Son yüz yılın sicil defteri, Dünya eski dünya, değerler eski değerler, hiç değil. Terörün, şiddetin, kan ve gözyaşı coğrafyasına dönüşünün genel dokusuna bakmamız yeter de artar.
***
Kaostan, kötülükten, zulümden beslenen bir kesim de bunu engellemek için elinden geleni yapıyorlar. Kötülüğün sınırı yok. Bugün bir kesim kameralara sırıtsa da içinde kin ve nefret büyütüyor. Yıllardır kin ve nefretle beslenmiş bir kesim, kenarda, köşede ellerini ovuşturuyor. Süreç inşallah insanımız için, hayırlara vesile olur. Amin.. Anamızı, babamızı, memleketimizi, ırkımızı, saçımızın veya gözümüzün rengini biz seçmedik. Bunlar bizlere Allah’ın ikramıdır.

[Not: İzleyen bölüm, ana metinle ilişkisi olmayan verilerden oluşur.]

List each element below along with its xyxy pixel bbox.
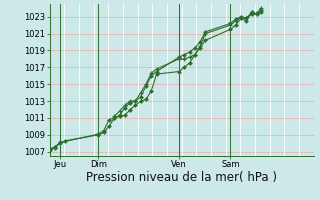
X-axis label: Pression niveau de la mer( hPa ): Pression niveau de la mer( hPa ) [86,171,277,184]
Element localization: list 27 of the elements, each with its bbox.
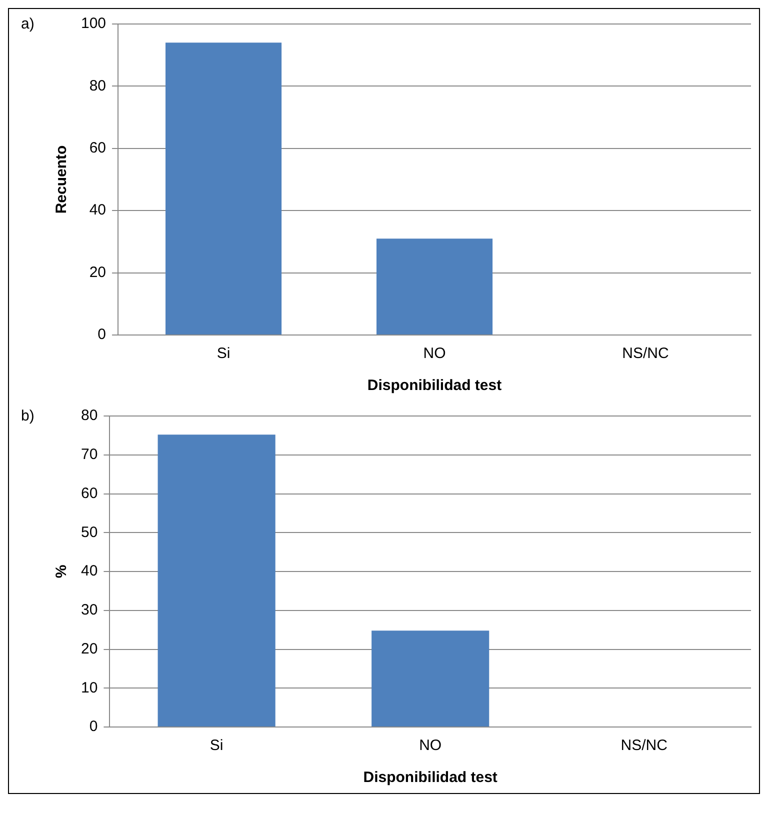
y-tick-label: 70 bbox=[80, 446, 98, 464]
x-axis-title: Disponibilidad test bbox=[363, 769, 498, 786]
y-tick-label: 100 bbox=[80, 15, 106, 32]
x-tick-label: NS/NC bbox=[620, 737, 668, 754]
y-tick-label: 60 bbox=[89, 140, 106, 157]
x-tick-label: NO bbox=[423, 345, 446, 362]
y-axis-title: % bbox=[53, 564, 70, 578]
x-axis-title: Disponibilidad test bbox=[367, 377, 502, 394]
x-tick-label: Si bbox=[216, 345, 230, 362]
y-tick-label: 40 bbox=[89, 202, 106, 219]
y-tick-label: 50 bbox=[80, 524, 98, 541]
y-tick-label: 0 bbox=[98, 326, 106, 344]
text: b) bbox=[21, 408, 34, 425]
y-tick-label: 80 bbox=[89, 77, 106, 94]
x-tick-label: NO bbox=[419, 737, 442, 754]
text: a) bbox=[21, 16, 34, 33]
x-tick-label: Si bbox=[210, 737, 224, 754]
y-tick-label: 20 bbox=[80, 640, 98, 658]
x-tick-label: NS/NC bbox=[622, 345, 670, 362]
y-tick-label: 30 bbox=[80, 602, 98, 619]
y-axis-title: Recuento bbox=[53, 145, 70, 214]
y-tick-label: 0 bbox=[89, 718, 98, 736]
y-tick-label: 80 bbox=[80, 407, 98, 424]
y-tick-label: 60 bbox=[80, 484, 98, 502]
y-tick-label: 40 bbox=[80, 562, 98, 580]
y-tick-label: 10 bbox=[80, 679, 98, 696]
y-tick-label: 20 bbox=[89, 264, 106, 281]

Bizim seçmediğimiz şeylerden dolayı birbirimize üstünlüğümüz yoktur.
***
Diyarbakırlılar cennete, Trabzonlular cehenneme gitmeyecek. İmanı olan kazanacak. “Yüce Rabbim, bizlerin ayaklarını dininde sabit kılsın. Birliğimizi, dirliğimizi, bozmaya çalışanların da müstahakını versin.
***
Değerli abim..
Her şey ama her şey yalnızca iktidarı eleştirmek, iktidara karşı koymak değil. Alternatif olabilmektir. Sorun çözücü mekanizmayı geliştirmektir. Bunu yaparken yalnızca sesini yükselten değil, toplumun farklı seslerini çoğaltıp, çatısını genişleten, tabanını yayan olmalı!.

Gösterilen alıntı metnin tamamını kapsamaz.